Data from: Quantifying and modelling decay in forecast proficiency indicates the limits of transferability in land-cover classification
Data files
Aug 04, 2018 version files 7.17 MB
Abstract
1. The ability to provide reliable projections for the current and future distribution patterns of land-covers is fundamental if we wish to protect and manage our diminishing natural resources. Two inter-related revolutions made map productions feasible at unprecedented resolutions- the availability of high-resolution remotely-sensed data and the development of machine-learning algorithms. However, the ground-truth data needed for training models is in most cases spatially and temporally clustered. Therefore, map production requires extrapolation of models from one place to another and the uncertainty cost of such extrapolation is rarely explored.
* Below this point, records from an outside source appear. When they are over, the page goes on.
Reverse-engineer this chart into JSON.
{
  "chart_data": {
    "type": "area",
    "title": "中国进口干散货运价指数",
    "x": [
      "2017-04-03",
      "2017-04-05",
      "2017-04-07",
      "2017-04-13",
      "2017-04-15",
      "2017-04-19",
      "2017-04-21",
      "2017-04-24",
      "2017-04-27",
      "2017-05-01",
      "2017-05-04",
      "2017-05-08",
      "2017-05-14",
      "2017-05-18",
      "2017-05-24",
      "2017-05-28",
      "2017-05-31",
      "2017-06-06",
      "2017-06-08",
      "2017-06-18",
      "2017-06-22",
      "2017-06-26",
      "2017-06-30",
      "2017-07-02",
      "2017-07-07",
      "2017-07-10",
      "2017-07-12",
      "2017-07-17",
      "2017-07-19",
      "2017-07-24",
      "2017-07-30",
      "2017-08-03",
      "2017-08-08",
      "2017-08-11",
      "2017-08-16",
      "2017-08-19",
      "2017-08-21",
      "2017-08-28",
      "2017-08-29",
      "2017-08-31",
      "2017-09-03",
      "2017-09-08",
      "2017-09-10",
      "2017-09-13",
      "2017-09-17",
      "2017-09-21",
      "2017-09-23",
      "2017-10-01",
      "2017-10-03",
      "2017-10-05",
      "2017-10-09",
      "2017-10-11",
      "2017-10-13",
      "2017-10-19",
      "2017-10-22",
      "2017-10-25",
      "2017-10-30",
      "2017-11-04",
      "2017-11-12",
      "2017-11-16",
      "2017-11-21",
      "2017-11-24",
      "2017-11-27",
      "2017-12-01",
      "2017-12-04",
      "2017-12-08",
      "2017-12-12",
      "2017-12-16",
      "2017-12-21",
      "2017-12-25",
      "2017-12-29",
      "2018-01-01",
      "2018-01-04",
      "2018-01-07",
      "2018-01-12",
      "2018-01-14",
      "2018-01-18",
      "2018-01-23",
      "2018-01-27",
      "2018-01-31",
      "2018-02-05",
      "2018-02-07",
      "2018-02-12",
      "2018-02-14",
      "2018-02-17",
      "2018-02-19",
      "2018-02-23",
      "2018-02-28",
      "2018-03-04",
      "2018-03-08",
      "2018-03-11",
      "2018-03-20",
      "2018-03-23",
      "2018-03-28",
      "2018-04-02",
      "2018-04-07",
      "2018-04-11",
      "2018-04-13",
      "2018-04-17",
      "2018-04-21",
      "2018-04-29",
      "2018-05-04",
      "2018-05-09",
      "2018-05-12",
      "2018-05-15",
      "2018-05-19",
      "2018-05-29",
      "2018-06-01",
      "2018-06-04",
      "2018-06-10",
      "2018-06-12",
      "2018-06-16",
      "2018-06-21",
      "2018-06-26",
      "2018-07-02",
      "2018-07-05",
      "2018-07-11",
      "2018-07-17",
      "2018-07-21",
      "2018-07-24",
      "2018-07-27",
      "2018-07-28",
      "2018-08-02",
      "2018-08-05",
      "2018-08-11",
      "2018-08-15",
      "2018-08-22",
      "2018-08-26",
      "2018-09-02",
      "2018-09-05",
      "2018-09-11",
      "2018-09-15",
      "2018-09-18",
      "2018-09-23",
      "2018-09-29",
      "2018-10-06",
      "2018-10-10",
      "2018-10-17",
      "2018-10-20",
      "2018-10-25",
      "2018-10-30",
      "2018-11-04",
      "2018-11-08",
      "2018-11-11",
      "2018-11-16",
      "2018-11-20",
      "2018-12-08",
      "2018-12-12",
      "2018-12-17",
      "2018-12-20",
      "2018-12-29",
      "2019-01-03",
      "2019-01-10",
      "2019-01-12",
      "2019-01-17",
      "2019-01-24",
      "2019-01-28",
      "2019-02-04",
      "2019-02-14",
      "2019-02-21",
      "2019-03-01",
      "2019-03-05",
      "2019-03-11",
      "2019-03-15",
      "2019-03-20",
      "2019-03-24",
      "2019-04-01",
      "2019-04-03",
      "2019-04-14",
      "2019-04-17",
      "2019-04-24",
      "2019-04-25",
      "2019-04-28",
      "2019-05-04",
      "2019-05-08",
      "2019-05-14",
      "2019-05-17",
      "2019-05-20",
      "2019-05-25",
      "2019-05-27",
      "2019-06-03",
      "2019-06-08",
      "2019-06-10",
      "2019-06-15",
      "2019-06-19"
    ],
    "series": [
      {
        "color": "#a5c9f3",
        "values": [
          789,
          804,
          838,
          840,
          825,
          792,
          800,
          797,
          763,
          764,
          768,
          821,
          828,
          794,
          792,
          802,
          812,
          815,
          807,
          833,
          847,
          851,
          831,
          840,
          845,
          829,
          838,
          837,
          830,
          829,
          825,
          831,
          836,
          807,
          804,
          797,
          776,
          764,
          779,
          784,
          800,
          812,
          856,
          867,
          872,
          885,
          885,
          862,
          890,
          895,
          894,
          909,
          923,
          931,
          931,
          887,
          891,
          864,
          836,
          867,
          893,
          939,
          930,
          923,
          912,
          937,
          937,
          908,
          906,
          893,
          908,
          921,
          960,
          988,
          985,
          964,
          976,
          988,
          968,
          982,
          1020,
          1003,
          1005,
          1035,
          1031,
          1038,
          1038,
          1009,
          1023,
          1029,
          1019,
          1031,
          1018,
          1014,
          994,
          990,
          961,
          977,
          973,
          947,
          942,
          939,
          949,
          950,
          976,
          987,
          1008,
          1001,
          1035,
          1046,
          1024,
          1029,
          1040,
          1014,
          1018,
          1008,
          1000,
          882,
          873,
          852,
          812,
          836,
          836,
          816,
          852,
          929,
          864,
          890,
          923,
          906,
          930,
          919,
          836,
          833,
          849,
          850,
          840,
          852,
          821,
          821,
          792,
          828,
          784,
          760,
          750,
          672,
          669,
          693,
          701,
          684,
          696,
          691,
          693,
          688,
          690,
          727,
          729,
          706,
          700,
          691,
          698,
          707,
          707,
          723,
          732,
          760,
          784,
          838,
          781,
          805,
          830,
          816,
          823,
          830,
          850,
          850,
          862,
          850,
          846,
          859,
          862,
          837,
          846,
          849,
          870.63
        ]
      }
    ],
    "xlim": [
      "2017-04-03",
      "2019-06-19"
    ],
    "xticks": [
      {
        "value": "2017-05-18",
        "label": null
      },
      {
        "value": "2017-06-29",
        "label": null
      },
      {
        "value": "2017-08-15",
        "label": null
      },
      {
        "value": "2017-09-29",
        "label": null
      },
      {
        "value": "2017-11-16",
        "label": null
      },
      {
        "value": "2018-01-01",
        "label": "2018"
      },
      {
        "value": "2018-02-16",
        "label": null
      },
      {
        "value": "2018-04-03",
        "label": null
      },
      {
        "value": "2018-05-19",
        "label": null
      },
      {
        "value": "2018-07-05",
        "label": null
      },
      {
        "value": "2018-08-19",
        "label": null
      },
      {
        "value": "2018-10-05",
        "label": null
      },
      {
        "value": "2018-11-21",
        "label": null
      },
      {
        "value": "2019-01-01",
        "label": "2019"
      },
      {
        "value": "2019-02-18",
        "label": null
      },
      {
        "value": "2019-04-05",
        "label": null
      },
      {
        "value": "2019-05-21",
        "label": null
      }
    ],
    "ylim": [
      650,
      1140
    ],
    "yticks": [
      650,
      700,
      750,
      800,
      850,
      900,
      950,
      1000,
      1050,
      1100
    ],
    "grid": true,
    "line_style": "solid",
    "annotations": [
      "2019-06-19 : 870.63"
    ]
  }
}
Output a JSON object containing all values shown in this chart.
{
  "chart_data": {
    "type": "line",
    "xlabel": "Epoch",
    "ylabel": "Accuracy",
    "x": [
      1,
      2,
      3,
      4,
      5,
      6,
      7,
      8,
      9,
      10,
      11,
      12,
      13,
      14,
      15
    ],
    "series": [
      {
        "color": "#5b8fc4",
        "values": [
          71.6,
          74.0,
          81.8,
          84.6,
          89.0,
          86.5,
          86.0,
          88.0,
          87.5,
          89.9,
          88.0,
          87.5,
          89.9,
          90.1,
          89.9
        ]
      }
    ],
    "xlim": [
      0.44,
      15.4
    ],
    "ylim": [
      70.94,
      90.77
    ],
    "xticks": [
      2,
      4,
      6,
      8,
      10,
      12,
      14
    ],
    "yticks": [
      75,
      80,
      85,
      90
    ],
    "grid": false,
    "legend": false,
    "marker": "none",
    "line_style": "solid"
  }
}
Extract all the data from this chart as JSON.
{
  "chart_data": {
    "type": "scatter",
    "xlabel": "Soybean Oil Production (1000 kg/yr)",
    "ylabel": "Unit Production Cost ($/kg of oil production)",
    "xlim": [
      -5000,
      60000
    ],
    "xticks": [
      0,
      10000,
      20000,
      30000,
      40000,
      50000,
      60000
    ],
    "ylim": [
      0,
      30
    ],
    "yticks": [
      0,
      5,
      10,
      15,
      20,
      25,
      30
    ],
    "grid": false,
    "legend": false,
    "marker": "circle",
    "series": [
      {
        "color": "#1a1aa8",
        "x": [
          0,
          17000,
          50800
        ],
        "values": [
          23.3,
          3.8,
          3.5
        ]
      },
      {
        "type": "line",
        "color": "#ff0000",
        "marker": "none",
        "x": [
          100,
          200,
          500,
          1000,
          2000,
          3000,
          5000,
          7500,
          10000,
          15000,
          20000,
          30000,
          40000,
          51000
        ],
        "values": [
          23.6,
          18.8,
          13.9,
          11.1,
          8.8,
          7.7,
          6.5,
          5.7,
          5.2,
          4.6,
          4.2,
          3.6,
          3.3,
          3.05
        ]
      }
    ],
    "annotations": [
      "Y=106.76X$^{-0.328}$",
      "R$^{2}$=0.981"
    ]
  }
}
In other words, we focus mainly on projections, and less on quantifying how reliable they are. 2. Following the concept of ‘forecast horizon’, we suggest that the predictability of land-cover classification models should be methodologically explored with quantitative tools as a continuum against distances measured along multiple dimensions. Focusing on ten agricultural sites from England and using models specifically designed to predict multivariate decay-curves we ask: how does a model’s predictive performance decay with distance? More specifically, we explored if we could predict the proficiency (kappa statistics) of a model trained in one site when making predictions in another site based on the spatial, temporal, spectral and environmental distances between sites. 3. We found that model proficiency decays with spatial, temporal, spectral and environmental distance between sites. More importantly, we found for the first time that it is possible to predict the performance a model transferred to or from a novel site will have, based on its distances from known sites. The spatial distance variables where the most important when predicting model transferability. 4. Exploring model transferability as a continuum may have multiple usages including predicting uncertainty values in space and time, prioritization of strategies for ground-truth data collection, and optimizing model characteristics for defined tasks.